Transduction employs the natural way structures interact to sense and communicate information…
Some time ago, a bright engineer or scientist observed that we can use structures and the natural way structures interact to sense and communicate information.
If you take a simple structure manifesting some special physical law or effect, calibrate it, attach it to your test object and allow the two structures to interact naturally, you have just performed a measuring transaction using a sensing transducer, or sensor as they are often called. Applying a little science, intuition and experience to this task will help insure the validity and accuracy of the measurement.
One popular natural transduction phenomenon, which mystified early man, is the piezoelectric effect. Squeezing a crystal such quartz or tourmaline generates an electrical charge. The simple hydraulic analogy illustrated helps explain the piezoelectric effect.A saturated sponge resembles a crystal saturated with electrons. As any material, both are elastic and deflecting either one with a force liberates a quantity which fills a container to some head or potential, representing the applied force.
Remember from your studies that it is the nature of structures to interact. And the interaction between structures occurs as energy transferring transactions always involving two variables, effort and motion, whose product is energy. Either one of these two energy-related variables can be used to communication information. Once again nature has been good to us, but not without demanding her due. Because of the very nature of this process, we can never measure a quantity without changing it.
The basic principle of transduction is a popular one today: conserve energy.
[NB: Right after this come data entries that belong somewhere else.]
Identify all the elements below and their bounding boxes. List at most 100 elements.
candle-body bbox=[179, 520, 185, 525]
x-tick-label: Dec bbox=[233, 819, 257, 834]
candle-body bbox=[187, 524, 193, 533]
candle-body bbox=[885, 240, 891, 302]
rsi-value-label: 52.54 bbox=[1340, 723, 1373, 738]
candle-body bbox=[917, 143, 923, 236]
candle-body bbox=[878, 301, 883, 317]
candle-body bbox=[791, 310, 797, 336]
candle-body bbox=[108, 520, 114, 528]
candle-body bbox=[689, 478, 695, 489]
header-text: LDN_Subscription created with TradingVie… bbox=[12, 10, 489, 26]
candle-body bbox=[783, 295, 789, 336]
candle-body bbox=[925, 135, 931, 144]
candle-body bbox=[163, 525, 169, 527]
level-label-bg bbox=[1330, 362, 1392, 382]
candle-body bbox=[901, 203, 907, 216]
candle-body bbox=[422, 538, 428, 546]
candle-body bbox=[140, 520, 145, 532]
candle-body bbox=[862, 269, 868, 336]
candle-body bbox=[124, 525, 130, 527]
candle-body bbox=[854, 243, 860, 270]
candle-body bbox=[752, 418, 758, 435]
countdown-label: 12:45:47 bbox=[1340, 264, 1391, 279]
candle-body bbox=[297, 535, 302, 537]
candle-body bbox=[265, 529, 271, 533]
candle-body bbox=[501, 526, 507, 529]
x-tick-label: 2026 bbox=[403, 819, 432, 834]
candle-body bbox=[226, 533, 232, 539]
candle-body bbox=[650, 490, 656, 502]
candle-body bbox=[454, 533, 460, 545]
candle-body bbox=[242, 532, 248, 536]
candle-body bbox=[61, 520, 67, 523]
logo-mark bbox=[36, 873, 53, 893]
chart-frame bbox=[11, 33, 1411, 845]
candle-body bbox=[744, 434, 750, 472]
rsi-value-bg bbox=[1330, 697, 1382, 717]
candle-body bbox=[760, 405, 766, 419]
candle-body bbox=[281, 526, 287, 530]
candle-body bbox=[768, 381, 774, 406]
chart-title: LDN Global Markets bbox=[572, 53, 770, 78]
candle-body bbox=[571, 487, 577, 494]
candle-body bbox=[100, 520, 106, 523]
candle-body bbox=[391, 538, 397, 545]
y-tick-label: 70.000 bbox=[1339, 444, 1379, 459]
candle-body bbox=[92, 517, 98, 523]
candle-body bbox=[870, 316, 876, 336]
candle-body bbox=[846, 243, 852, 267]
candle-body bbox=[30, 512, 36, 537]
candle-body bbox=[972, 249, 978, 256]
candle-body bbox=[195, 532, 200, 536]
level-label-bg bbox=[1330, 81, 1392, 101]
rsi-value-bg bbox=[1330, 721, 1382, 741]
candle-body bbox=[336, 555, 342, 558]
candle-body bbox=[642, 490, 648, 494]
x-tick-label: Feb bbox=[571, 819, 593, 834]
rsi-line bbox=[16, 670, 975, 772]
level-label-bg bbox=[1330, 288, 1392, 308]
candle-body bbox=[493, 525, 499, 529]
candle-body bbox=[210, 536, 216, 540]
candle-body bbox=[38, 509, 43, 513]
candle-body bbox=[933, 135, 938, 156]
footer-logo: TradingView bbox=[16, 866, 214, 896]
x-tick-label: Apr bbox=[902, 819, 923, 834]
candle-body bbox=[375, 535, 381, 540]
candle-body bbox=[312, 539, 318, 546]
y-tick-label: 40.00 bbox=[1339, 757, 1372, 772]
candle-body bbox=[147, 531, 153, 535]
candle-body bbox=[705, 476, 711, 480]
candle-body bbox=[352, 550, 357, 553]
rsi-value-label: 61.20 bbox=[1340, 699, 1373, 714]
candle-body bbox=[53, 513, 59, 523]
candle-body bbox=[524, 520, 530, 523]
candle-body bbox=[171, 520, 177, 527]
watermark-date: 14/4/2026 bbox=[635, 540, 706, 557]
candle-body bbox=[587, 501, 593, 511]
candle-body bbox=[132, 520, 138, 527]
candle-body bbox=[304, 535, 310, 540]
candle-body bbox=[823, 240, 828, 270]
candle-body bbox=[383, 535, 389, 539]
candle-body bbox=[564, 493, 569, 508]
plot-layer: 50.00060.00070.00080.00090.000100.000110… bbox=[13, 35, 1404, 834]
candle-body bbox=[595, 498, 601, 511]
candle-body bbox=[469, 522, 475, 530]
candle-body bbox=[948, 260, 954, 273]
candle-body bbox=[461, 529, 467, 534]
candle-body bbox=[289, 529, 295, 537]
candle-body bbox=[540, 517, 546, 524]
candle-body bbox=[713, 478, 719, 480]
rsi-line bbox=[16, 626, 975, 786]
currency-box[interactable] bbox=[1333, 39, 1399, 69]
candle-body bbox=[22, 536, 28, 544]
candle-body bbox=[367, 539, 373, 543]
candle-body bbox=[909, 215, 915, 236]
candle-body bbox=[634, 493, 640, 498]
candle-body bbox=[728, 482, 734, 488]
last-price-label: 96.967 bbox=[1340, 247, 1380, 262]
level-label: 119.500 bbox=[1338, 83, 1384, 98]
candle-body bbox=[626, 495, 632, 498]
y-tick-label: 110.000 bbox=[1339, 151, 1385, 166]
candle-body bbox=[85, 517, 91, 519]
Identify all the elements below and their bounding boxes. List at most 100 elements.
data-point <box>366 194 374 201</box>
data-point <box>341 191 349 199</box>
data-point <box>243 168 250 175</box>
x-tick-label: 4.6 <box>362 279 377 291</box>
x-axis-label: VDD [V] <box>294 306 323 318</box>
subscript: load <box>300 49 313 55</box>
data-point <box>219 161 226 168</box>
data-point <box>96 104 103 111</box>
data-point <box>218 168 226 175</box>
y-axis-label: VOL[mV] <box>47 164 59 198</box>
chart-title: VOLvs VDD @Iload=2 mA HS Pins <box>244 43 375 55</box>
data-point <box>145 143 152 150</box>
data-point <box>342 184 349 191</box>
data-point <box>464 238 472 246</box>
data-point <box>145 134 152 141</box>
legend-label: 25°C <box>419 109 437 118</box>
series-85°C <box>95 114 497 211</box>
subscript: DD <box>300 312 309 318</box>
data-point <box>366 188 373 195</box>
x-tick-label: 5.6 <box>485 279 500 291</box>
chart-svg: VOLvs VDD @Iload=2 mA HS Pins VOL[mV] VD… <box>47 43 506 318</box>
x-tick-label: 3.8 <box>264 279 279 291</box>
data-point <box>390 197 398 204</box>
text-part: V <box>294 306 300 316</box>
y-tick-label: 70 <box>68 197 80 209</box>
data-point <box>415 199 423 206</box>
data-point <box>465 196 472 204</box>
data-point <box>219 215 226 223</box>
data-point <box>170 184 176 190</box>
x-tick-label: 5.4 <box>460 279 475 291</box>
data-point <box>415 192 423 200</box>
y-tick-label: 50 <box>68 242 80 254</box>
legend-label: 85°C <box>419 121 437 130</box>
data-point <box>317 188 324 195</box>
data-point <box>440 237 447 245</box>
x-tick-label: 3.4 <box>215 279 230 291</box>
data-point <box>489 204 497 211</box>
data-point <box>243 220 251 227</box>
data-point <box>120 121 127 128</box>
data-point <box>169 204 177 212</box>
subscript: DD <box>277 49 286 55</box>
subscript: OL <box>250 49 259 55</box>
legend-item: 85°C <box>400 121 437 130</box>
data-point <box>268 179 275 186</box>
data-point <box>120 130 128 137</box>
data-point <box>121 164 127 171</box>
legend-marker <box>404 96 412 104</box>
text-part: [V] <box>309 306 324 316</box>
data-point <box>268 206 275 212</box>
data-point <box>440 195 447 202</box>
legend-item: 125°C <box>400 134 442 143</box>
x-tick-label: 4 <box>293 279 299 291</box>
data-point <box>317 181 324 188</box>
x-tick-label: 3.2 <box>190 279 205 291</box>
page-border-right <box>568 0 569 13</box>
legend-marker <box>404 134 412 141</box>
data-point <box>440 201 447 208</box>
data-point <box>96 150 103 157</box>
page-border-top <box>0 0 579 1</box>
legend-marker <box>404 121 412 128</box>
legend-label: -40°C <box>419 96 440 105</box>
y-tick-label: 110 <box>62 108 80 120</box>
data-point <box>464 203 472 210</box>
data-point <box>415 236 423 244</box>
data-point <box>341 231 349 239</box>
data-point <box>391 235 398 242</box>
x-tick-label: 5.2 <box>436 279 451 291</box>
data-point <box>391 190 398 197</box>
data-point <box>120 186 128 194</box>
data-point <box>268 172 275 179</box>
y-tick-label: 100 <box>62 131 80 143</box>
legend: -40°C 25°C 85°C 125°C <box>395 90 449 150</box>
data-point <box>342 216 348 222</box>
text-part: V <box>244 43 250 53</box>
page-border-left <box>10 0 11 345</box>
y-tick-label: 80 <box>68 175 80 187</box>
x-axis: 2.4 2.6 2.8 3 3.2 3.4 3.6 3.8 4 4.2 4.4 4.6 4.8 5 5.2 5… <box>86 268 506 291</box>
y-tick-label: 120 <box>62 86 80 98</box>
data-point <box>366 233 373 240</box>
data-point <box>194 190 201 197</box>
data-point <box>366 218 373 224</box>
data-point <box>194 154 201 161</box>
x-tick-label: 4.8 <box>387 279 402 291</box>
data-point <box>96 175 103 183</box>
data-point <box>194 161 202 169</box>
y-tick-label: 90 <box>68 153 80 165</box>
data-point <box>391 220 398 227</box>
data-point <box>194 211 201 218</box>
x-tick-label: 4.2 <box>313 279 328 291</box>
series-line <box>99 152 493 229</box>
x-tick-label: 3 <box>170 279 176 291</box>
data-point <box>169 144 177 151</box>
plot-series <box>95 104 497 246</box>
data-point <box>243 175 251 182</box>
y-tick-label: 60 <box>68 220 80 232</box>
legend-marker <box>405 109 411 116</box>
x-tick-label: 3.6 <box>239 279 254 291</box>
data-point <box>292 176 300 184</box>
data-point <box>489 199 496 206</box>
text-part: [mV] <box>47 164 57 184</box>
For valid measurements not appreciably changing the quantity being measured, the rules are simple. When measuring an effort variable such as force, pressure or voltage, select a relatively stiff transducer that greatly impedes motion. When measuring motion or flow, choose a relatively light weight or compliant sensor that readily allows motion.Sometimes it is possible to change the characteristic (e.g. mass or stiffness) of a sensor installation to determine the effect on the quantity being measured.
The amount of change in the quantity being measured that can be tolerated depends upon the purpose of the measurement: research, test, control or calibration.
As illustrated, the transduction process involves sensor systems, composed of elements usually packaged into three component blocks: sensor, conditioner and recorder or analyzer.Double ended arrows interconnecting these components depict the sensing transactions.
Through a series of such sensing transactions, transducer structures function to transfer physical quantities into electrical signals, more convenient for recording or analyzing.
Behavior objectives for sensor systems are straight lines relating input and output, and their ratio (sensitivity) with frequency. In other words, ideal sensors treat amplitudes proportionally, treat frequencies of interest the same, and do not delay the signal. Real transducers, because of their very structural nature, distort, delay and degrade the information being communicated. Processing adds noise.
Transducers, like humans, are sensitive to all environmental inputs. Undesirable environmental inputs also add noise and sometimes change transfer behavior. A good transducer design is primarily sensitive to the input being measured and insensitive to other environmental inputs. Various means of structuring, insulating, compensating, filtering and averaging are employed to reduce spurious signals and noise.
Interface structures such as mounting pads, adhesive, cables and connecting links or passages, modify both the functional transfer and transactional aspects of system behavior, often mandating end-to-end calibration.
Since test results and modes created from test data reflect the combined behavior of the test object, fixturing, instrumentation and computer, it is quite important to know something about the function, structure, behavior and calibration of sensors.